Another Review Reviewed
"She concludes that the Black Hole was a reality (the exact numbers, she concedes, must be impossible to get entirely correct), but she does ask questions. 'Was it deliberate brutality of the part of the victor, or was it simply a sad mistake on the part of the nawab's soldiers?' How did the story prevail in a century packed with bloodshed and massacre on a much grander scale? Why were succeeding generations keen to re-tell it?"

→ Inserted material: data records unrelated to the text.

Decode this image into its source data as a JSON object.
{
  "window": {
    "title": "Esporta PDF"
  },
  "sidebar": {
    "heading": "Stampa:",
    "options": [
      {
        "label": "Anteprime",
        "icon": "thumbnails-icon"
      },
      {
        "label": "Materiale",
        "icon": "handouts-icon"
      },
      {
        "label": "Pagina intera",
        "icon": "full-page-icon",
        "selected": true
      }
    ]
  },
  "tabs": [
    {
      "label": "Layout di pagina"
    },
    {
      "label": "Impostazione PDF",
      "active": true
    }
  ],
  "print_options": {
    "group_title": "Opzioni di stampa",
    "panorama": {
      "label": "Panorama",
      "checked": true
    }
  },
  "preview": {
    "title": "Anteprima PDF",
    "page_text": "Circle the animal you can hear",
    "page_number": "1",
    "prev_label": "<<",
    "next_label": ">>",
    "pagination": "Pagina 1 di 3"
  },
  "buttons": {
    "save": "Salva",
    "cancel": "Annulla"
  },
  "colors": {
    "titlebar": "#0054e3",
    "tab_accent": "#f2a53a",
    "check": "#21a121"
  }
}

Now, here's an extract from Mahmud Farooqui's review of the same book in Outlook's July 10 issue:
"She concludes that the Black Hole was a reality (the exact numbers, she concedes, must be impossible to get entirely correct although Little claims six survivors out of nine prisoners and British historian Linda Colley counts eight survivors out of 40), but she does ask questions. 'Was it deliberate brutality of the part of the victor, or was it simply a sad mistake on the part of the nawab's soldiers?' How did the story prevail in a century packed with bloodshed and massacre on a much grander scale? Why were succeeding generations keen to re-tell it?"
In another extract from Garvey's review, she writes:
"It is hard to credit that thousands would risk their lives, and more thousands their fortunes, for nutmeg. But do believe it. 'All historians agree the British Empire began with stimulants,' Dalley asserts. Our nation would 'go just to just about any lengths for a buzz'."
Over to Farooqui:
"The East India Company and its trading endeavours are, for her, a search for nutmeg, for exotica, 'the need for a buzz'."
Now, look at Hilary Spurling's review of the same book in The Observer of June 25:
"A dismal history of blunders on both sides had been successfully recast, in Nirad Chaudhuri's phrase, to throw 'a moral halo over the conquest of India'. "
Here's Farooqui again:
"...the memory of the Black Hole threw, as Nirad C. Chaudhuri puts it, 'A moral halo over the British conquest of India'..."
Finally, a sentence from Ashling O'Connor's Times' report on June 19th:
"There have been several challenges to Holwell’s account, not least by J. H. Little, an English schoolmaster, who, in 1916, labelled it a 'giant hoax'."
Over to Farooqui:
"So, what was the Black Hole? For British historian J.H. Little, writing in 1916, merely a 'gigantic hoax'."
Hmmm...coincidence?
(NB. Farooqui's review wasn't available online at the time of writing this post, so one couldn't link to it.)